Visible Speech


Visible Speech is a system of phonetic symbols developed by British linguist Alexander Melville Bell in 1867 to represent the position of the speech organs in articulating sounds. Bell was known internationally as a teacher of speech and proper elocution and an author of books on the subject. The system is composed of symbols that show the position and movement of the throat, tongue, and lips as they produce the sounds of language, and it is a type of phonetic notation. The system was used to aid the deaf in learning to speak.
In 1864 Melville promoted his first works on Visible Speech, in order to help the deaf both learn and improve upon their speech. To help promote the language, Bell created two written short forms using his system of 29 modifiers and tones, 52 consonants, 36 vowels and a dozen diphthongs: they were named World English, which was similar to the International Phonetic Alphabet, and also Line Writing, used as a shorthand form for stenographers.
Melville's works on Visible Speech became highly notable, and were described by Édouard Séguin as being "...a greater invention than the telephone by his son, Alexander Graham Bell". Melville saw numerous applications for his invention, including its worldwide use as a universal language. However, although heavily promoted at the Second International Congress on Education of the Deaf in Milan, Italy in 1880, after a period of a dozen years or so in which it was applied to the education of the deaf, Visible Speech was found to be more cumbersome, and thus a hindrance, to the teaching of speech to the deaf, compared to other methods, and eventually faded from use.
Bell's son Alexander Graham Bell learned the symbols, assisted his father in giving public demonstrations of the system and mastered it to the point that he later improved upon his father's work. Eventually, Alexander Graham Bell became a powerful advocate of visible speech and oralism in the United States. The money he earned from his patent of the telephone and the sale of his Volta Laboratory patents helped him to pursue this mission.

The early years

In 1867, Alexander Melville Bell published the book Visible Speech: The Science of Universal Alphabetics. This book contains information about the system of symbols he created that, when used to write words, indicated pronunciation so accurately, that it could even reflect regional accents. A person reading a piece of text handwritten in Melville Bell's system of characters could accurately reproduce a sentence the way it would be spoken by someone with a foreign or regional accent. In his demonstrations, Melville Bell employed his son, Alexander Graham Bell to read from the visible speech transcript of the volunteer's spoken words and would astound the audience by saying it back exactly as the volunteer had spoken it.
A few samples of the writing system invented by Melville Bell may be seen in the images on this page. These images depict Melville Bell's intention of creating a script in which the characters actually look like the position of the mouth when speaking them out loud. The system is useful not only because its visual representation mimicks the physical act of speaking, but because it does so, these symbols may be used to write words in any language, hence the name "Universal Alphabetics".
Melville Bell's system was effective at helping deaf people improve their pronunciation, but his son Graham Bell decided to improve upon his father's invention by creating a system of writing that was even more accurate and employed the most advanced technology of the time.

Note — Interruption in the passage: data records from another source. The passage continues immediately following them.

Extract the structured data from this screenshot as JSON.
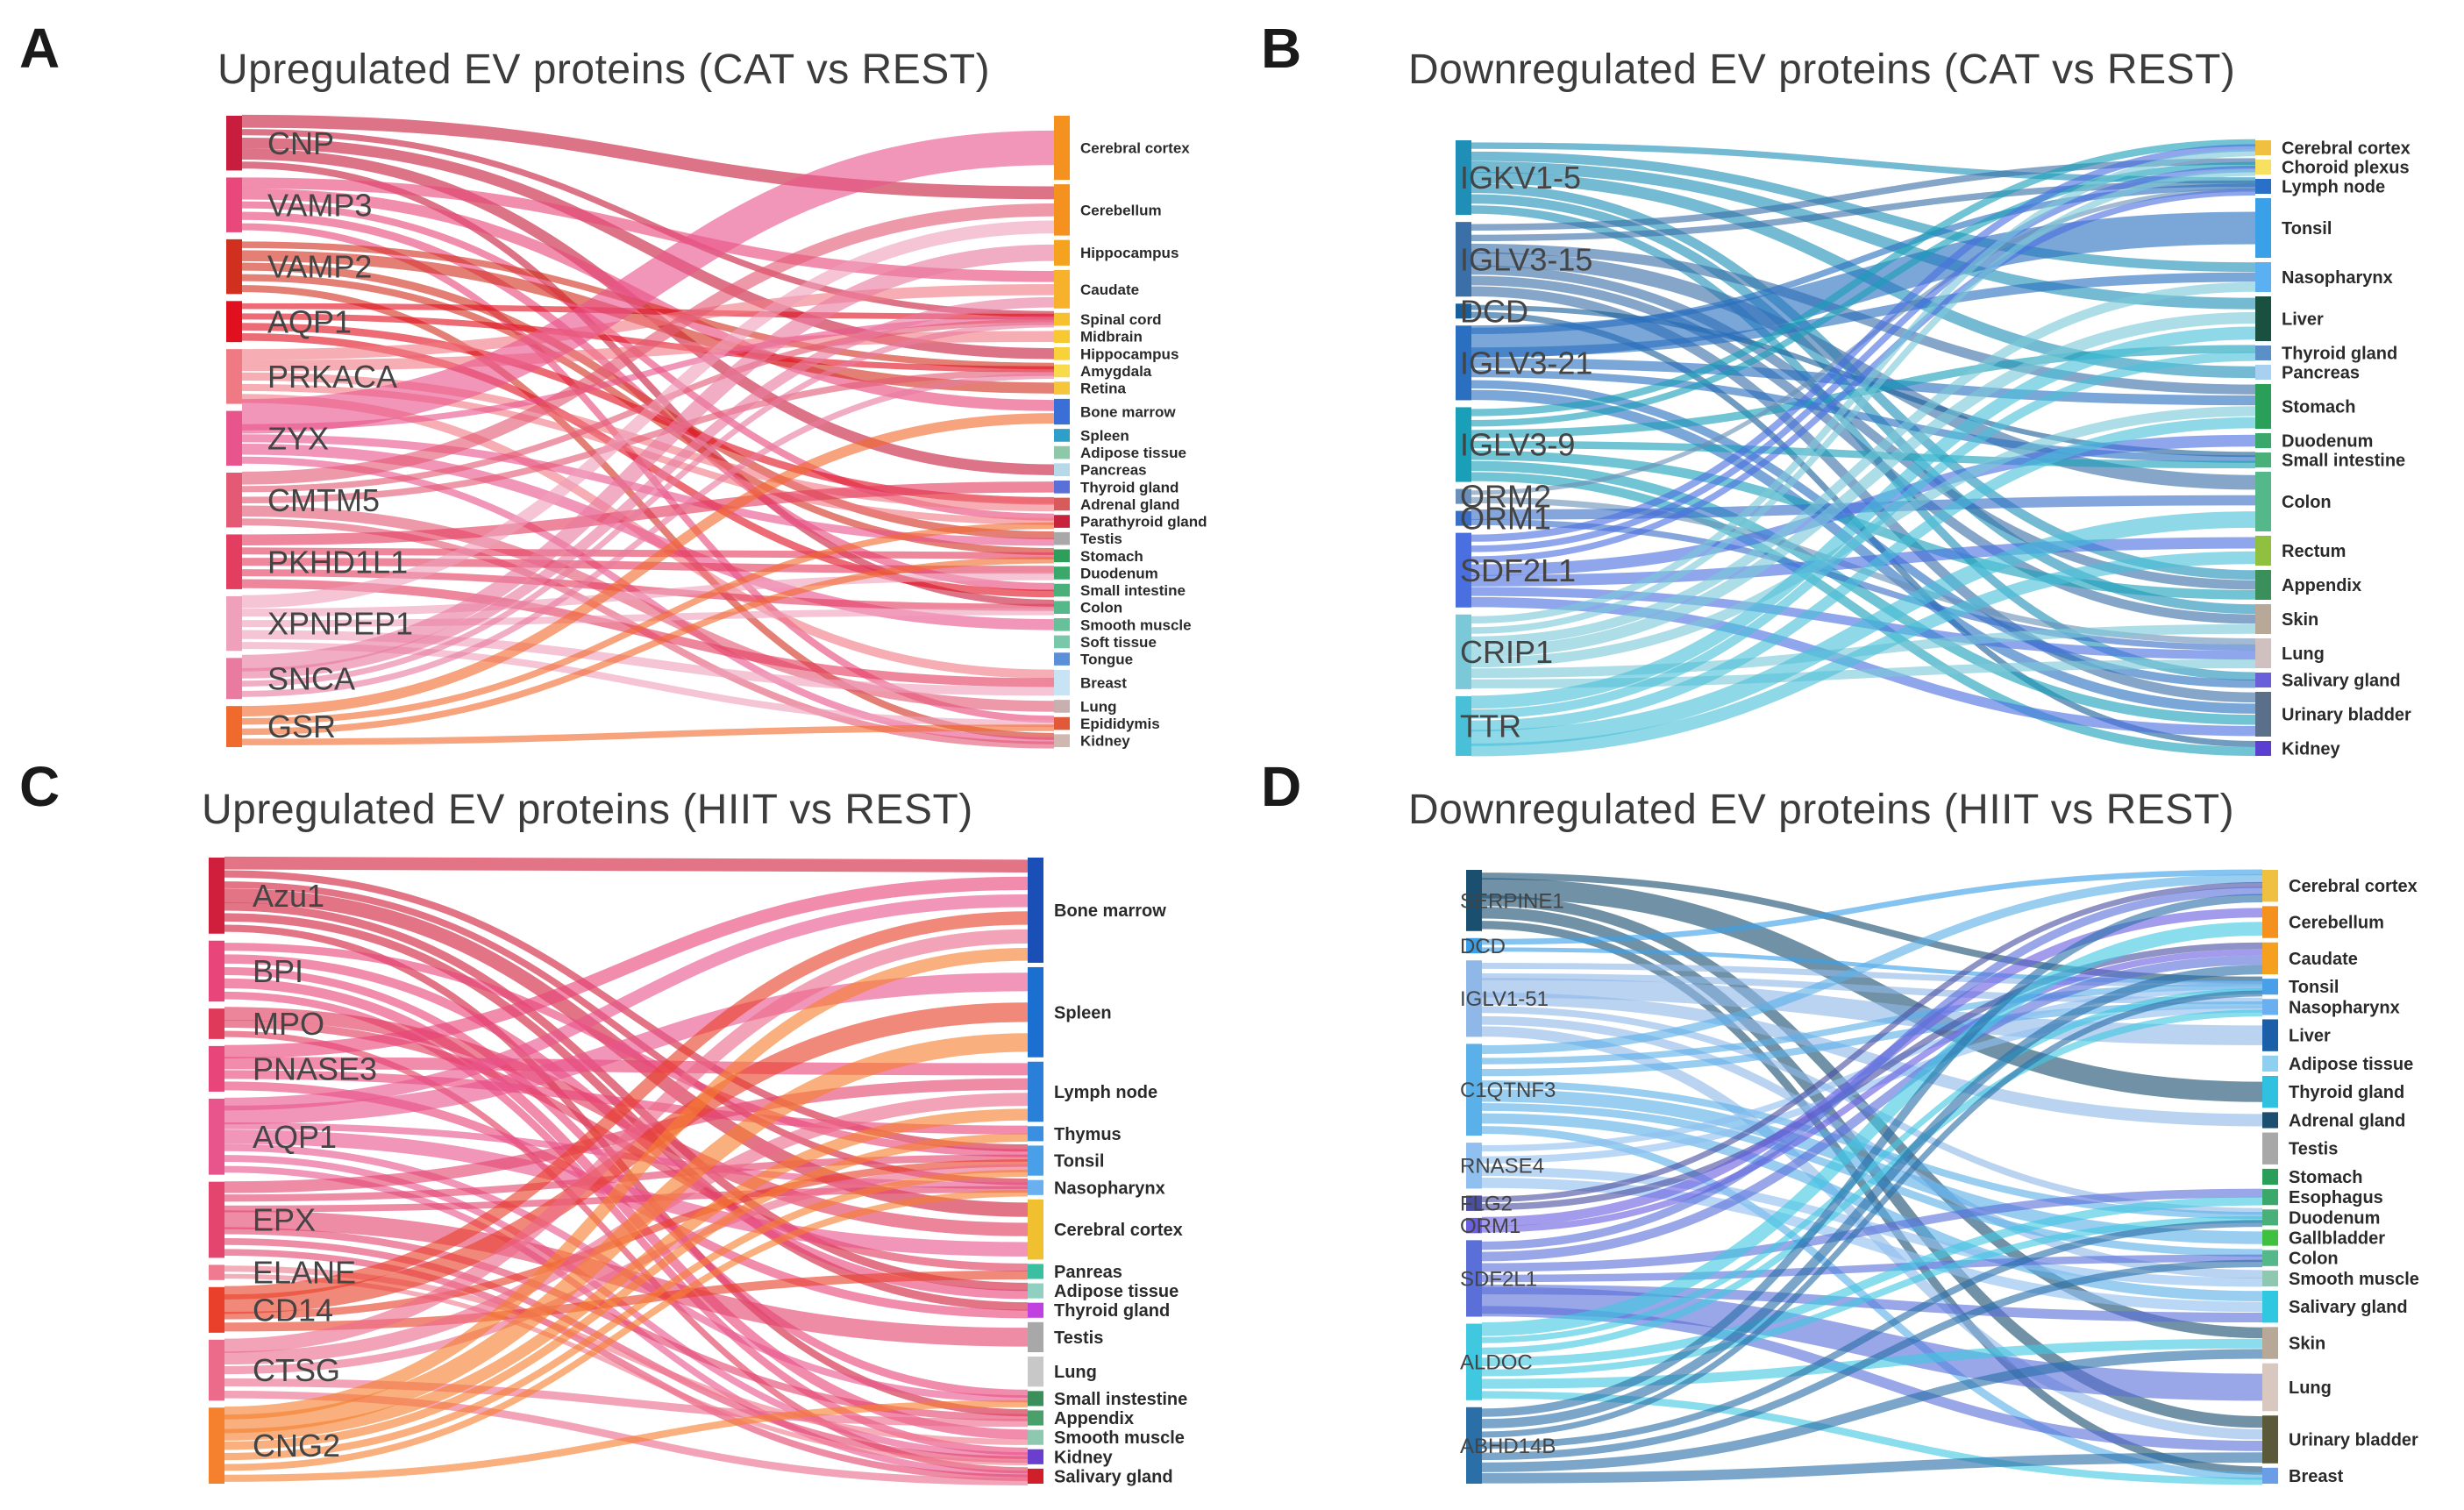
{
  "panels": [
    {
      "letter": "A",
      "title": "Upregulated EV proteins (CAT vs REST)",
      "palette": "pink",
      "sources": [
        {
          "name": "CNP",
          "color": "#c81d3c",
          "weight": 4
        },
        {
          "name": "VAMP3",
          "color": "#e8497a",
          "weight": 4
        },
        {
          "name": "VAMP2",
          "color": "#d2301f",
          "weight": 4
        },
        {
          "name": "AQP1",
          "color": "#e0101f",
          "weight": 3
        },
        {
          "name": "PRKACA",
          "color": "#f07a84",
          "weight": 4
        },
        {
          "name": "ZYX",
          "color": "#e8558c",
          "weight": 4
        },
        {
          "name": "CMTM5",
          "color": "#e45a74",
          "weight": 4
        },
        {
          "name": "PKHD1L1",
          "color": "#e33d5f",
          "weight": 4
        },
        {
          "name": "XPNPEP1",
          "color": "#efa0bb",
          "weight": 4
        },
        {
          "name": "SNCA",
          "color": "#e97aa0",
          "weight": 3
        },
        {
          "name": "GSR",
          "color": "#f06a2e",
          "weight": 3
        }
      ],
      "targets": [
        {
          "name": "Cerebral cortex",
          "color": "#f5911e",
          "weight": 5
        },
        {
          "name": "Cerebellum",
          "color": "#f5911e",
          "weight": 4
        },
        {
          "name": "Hippocampus",
          "color": "#f5a21e",
          "weight": 2
        },
        {
          "name": "Caudate",
          "color": "#f7b12a",
          "weight": 3
        },
        {
          "name": "Spinal cord",
          "color": "#f7c02c",
          "weight": 1
        },
        {
          "name": "Midbrain",
          "color": "#f7c830",
          "weight": 1
        },
        {
          "name": "Hippocampus",
          "color": "#f8d23a",
          "weight": 1
        },
        {
          "name": "Amygdala",
          "color": "#f9da4a",
          "weight": 1
        },
        {
          "name": "Retina",
          "color": "#f5c63a",
          "weight": 1
        },
        {
          "name": "Bone marrow",
          "color": "#3b6fd8",
          "weight": 2
        },
        {
          "name": "Spleen",
          "color": "#2e9fc8",
          "weight": 1
        },
        {
          "name": "Adipose tissue",
          "color": "#8fc8a8",
          "weight": 1
        },
        {
          "name": "Pancreas",
          "color": "#b6d8e8",
          "weight": 1
        },
        {
          "name": "Thyroid gland",
          "color": "#5b6fd8",
          "weight": 1
        },
        {
          "name": "Adrenal gland",
          "color": "#d85a5a",
          "weight": 1
        },
        {
          "name": "Parathyroid gland",
          "color": "#c8233c",
          "weight": 1
        },
        {
          "name": "Testis",
          "color": "#a8a8a8",
          "weight": 1
        },
        {
          "name": "Stomach",
          "color": "#2e9f5a",
          "weight": 1
        },
        {
          "name": "Duodenum",
          "color": "#3aa86a",
          "weight": 1
        },
        {
          "name": "Small intestine",
          "color": "#4ab07a",
          "weight": 1
        },
        {
          "name": "Colon",
          "color": "#55b88a",
          "weight": 1
        },
        {
          "name": "Smooth muscle",
          "color": "#66c09a",
          "weight": 1
        },
        {
          "name": "Soft tissue",
          "color": "#7ac8aa",
          "weight": 1
        },
        {
          "name": "Tongue",
          "color": "#5b8fd8",
          "weight": 1
        },
        {
          "name": "Breast",
          "color": "#c8e4f4",
          "weight": 2
        },
        {
          "name": "Lung",
          "color": "#c8b0b0",
          "weight": 1
        },
        {
          "name": "Epididymis",
          "color": "#e05a3a",
          "weight": 1
        },
        {
          "name": "Kidney",
          "color": "#d0b8b0",
          "weight": 1
        }
      ]
    },
    {
      "letter": "B",
      "title": "Downregulated EV proteins (CAT vs REST)",
      "palette": "blue",
      "sources": [
        {
          "name": "IGKV1-5",
          "color": "#1f8fb8",
          "weight": 5
        },
        {
          "name": "IGLV3-15",
          "color": "#3a6fa8",
          "weight": 5
        },
        {
          "name": "DCD",
          "color": "#1a5f9a",
          "weight": 1
        },
        {
          "name": "IGLV3-21",
          "color": "#2a6fc0",
          "weight": 5
        },
        {
          "name": "IGLV3-9",
          "color": "#1a9fb8",
          "weight": 5
        },
        {
          "name": "ORM2",
          "color": "#6a8fb8",
          "weight": 1
        },
        {
          "name": "ORM1",
          "color": "#3a6fc8",
          "weight": 1
        },
        {
          "name": "SDF2L1",
          "color": "#4a6fe0",
          "weight": 5
        },
        {
          "name": "CRIP1",
          "color": "#7ac8d8",
          "weight": 5
        },
        {
          "name": "TTR",
          "color": "#4ac0d8",
          "weight": 4
        }
      ],
      "targets": [
        {
          "name": "Cerebral cortex",
          "color": "#f0c040",
          "weight": 1
        },
        {
          "name": "Choroid plexus",
          "color": "#f8e060",
          "weight": 1
        },
        {
          "name": "Lymph node",
          "color": "#2a6fc8",
          "weight": 1
        },
        {
          "name": "Tonsil",
          "color": "#3aa0e8",
          "weight": 4
        },
        {
          "name": "Nasopharynx",
          "color": "#5ab0f0",
          "weight": 2
        },
        {
          "name": "Liver",
          "color": "#1a5040",
          "weight": 3
        },
        {
          "name": "Thyroid gland",
          "color": "#5a8fc8",
          "weight": 1
        },
        {
          "name": "Pancreas",
          "color": "#a8d0f0",
          "weight": 1
        },
        {
          "name": "Stomach",
          "color": "#2a9f5a",
          "weight": 3
        },
        {
          "name": "Duodenum",
          "color": "#3aa86a",
          "weight": 1
        },
        {
          "name": "Small intestine",
          "color": "#4ab07a",
          "weight": 1
        },
        {
          "name": "Colon",
          "color": "#55b88a",
          "weight": 4
        },
        {
          "name": "Rectum",
          "color": "#8fc040",
          "weight": 2
        },
        {
          "name": "Appendix",
          "color": "#3a8f5a",
          "weight": 2
        },
        {
          "name": "Skin",
          "color": "#b8a898",
          "weight": 2
        },
        {
          "name": "Lung",
          "color": "#d0c0c0",
          "weight": 2
        },
        {
          "name": "Salivary gland",
          "color": "#6a5fd8",
          "weight": 1
        },
        {
          "name": "Urinary bladder",
          "color": "#5a6f8a",
          "weight": 3
        },
        {
          "name": "Kidney",
          "color": "#5a3fd0",
          "weight": 1
        }
      ]
    },
    {
      "letter": "C",
      "title": "Upregulated EV proteins (HIIT vs REST)",
      "palette": "pink",
      "sources": [
        {
          "name": "Azu1",
          "color": "#d01f3c",
          "weight": 5
        },
        {
          "name": "BPI",
          "color": "#e8457a",
          "weight": 4
        },
        {
          "name": "MPO",
          "color": "#e03a5a",
          "weight": 2
        },
        {
          "name": "PNASE3",
          "color": "#e8457a",
          "weight": 3
        },
        {
          "name": "AQP1",
          "color": "#e8558c",
          "weight": 5
        },
        {
          "name": "EPX",
          "color": "#e3456f",
          "weight": 5
        },
        {
          "name": "ELANE",
          "color": "#f07a90",
          "weight": 1
        },
        {
          "name": "CD14",
          "color": "#e8402a",
          "weight": 3
        },
        {
          "name": "CTSG",
          "color": "#ec6a8a",
          "weight": 4
        },
        {
          "name": "CNG2",
          "color": "#f5802e",
          "weight": 5
        }
      ],
      "targets": [
        {
          "name": "Bone marrow",
          "color": "#1a4fb8",
          "weight": 7
        },
        {
          "name": "Spleen",
          "color": "#1a6fd0",
          "weight": 6
        },
        {
          "name": "Lymph node",
          "color": "#2a7fd8",
          "weight": 4
        },
        {
          "name": "Thymus",
          "color": "#3a8fe0",
          "weight": 1
        },
        {
          "name": "Tonsil",
          "color": "#4aa0e8",
          "weight": 2
        },
        {
          "name": "Nasopharynx",
          "color": "#6ab0f0",
          "weight": 1
        },
        {
          "name": "Cerebral cortex",
          "color": "#f0c030",
          "weight": 4
        },
        {
          "name": "Panreas",
          "color": "#3ac0a0",
          "weight": 1
        },
        {
          "name": "Adipose tissue",
          "color": "#8fd0c0",
          "weight": 1
        },
        {
          "name": "Thyroid gland",
          "color": "#c040e0",
          "weight": 1
        },
        {
          "name": "Testis",
          "color": "#a8a8a8",
          "weight": 2
        },
        {
          "name": "Lung",
          "color": "#c8c8c8",
          "weight": 2
        },
        {
          "name": "Small instestine",
          "color": "#3a8f5a",
          "weight": 1
        },
        {
          "name": "Appendix",
          "color": "#4aa06a",
          "weight": 1
        },
        {
          "name": "Smooth muscle",
          "color": "#8fc8b0",
          "weight": 1
        },
        {
          "name": "Kidney",
          "color": "#6a3fd0",
          "weight": 1
        },
        {
          "name": "Salivary gland",
          "color": "#d01f2a",
          "weight": 1
        }
      ]
    },
    {
      "letter": "D",
      "title": "Downregulated EV proteins (HIIT vs REST)",
      "palette": "blue",
      "sources": [
        {
          "name": "SERPINE1",
          "color": "#1a4f70",
          "weight": 4
        },
        {
          "name": "DCD",
          "color": "#3a9fe8",
          "weight": 1
        },
        {
          "name": "IGLV1-51",
          "color": "#8fb8e8",
          "weight": 5
        },
        {
          "name": "C1QTNF3",
          "color": "#5ab0e8",
          "weight": 6
        },
        {
          "name": "RNASE4",
          "color": "#8fc0f0",
          "weight": 3
        },
        {
          "name": "FLG2",
          "color": "#4a4fa0",
          "weight": 1
        },
        {
          "name": "ORM1",
          "color": "#6a5fe0",
          "weight": 1
        },
        {
          "name": "SDF2L1",
          "color": "#5a6fd8",
          "weight": 5
        },
        {
          "name": "ALDOC",
          "color": "#40c8e0",
          "weight": 5
        },
        {
          "name": "ABHD14B",
          "color": "#2a6fa8",
          "weight": 5
        }
      ],
      "targets": [
        {
          "name": "Cerebral cortex",
          "color": "#f0c040",
          "weight": 2
        },
        {
          "name": "Cerebellum",
          "color": "#f5911e",
          "weight": 2
        },
        {
          "name": "Caudate",
          "color": "#f5a01e",
          "weight": 2
        },
        {
          "name": "Tonsil",
          "color": "#4aa0e8",
          "weight": 1
        },
        {
          "name": "Nasopharynx",
          "color": "#6ab0f0",
          "weight": 1
        },
        {
          "name": "Liver",
          "color": "#1a5fa8",
          "weight": 2
        },
        {
          "name": "Adipose tissue",
          "color": "#8fd0f0",
          "weight": 1
        },
        {
          "name": "Thyroid gland",
          "color": "#30c0e0",
          "weight": 2
        },
        {
          "name": "Adrenal gland",
          "color": "#1a4f70",
          "weight": 1
        },
        {
          "name": "Testis",
          "color": "#a8a8a8",
          "weight": 2
        },
        {
          "name": "Stomach",
          "color": "#2a9f5a",
          "weight": 1
        },
        {
          "name": "Esophagus",
          "color": "#3aa86a",
          "weight": 1
        },
        {
          "name": "Duodenum",
          "color": "#4ab07a",
          "weight": 1
        },
        {
          "name": "Gallbladder",
          "color": "#40c040",
          "weight": 1
        },
        {
          "name": "Colon",
          "color": "#55b88a",
          "weight": 1
        },
        {
          "name": "Smooth muscle",
          "color": "#8fc8b0",
          "weight": 1
        },
        {
          "name": "Salivary gland",
          "color": "#30c8e0",
          "weight": 2
        },
        {
          "name": "Skin",
          "color": "#b8a898",
          "weight": 2
        },
        {
          "name": "Lung",
          "color": "#d8c8c0",
          "weight": 3
        },
        {
          "name": "Urinary bladder",
          "color": "#5a5a3a",
          "weight": 3
        },
        {
          "name": "Breast",
          "color": "#6a9fe8",
          "weight": 1
        }
      ]
    }
  ]
}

A fresh take on pronunciation for the deaf

Alexander Graham Bell later devised another system of visual cues that also came to be known as visible speech, yet this system did not use symbols written on paper to teach deaf people how to pronounce words. Instead, Graham Bell's system, developed at his Volta Laboratory in Washington, D.C., involved the use of a spectrogram, a device that makes "visible records of the frequency, intensity, and time analysis of short samples of speech". The spectrogram translated sounds into readable patterns via a photographic process. This system was based on the idea that the eye should be able to read patterns of vocalizations in much the same way that the ear translates these vocalizations into meaning. Modern implementations of Bell's idea display sound spectra in real time and are used in phonology, speech therapy and computer speech recognition.

Method

The idea of the use of a spectrograph to translate speech into a visual representation was created in the hopes of enabling the deaf to use a telephone. If the sounds could be translated into something readable, then a deaf person at the receiving end could then read out the pattern of speech to determine its meaning without having to hear what was said. The spectrograph readings could also be used to teach pronunciation by having a person speak into the spectrograph and watch a small television-like screen to monitor the precision of their utterances.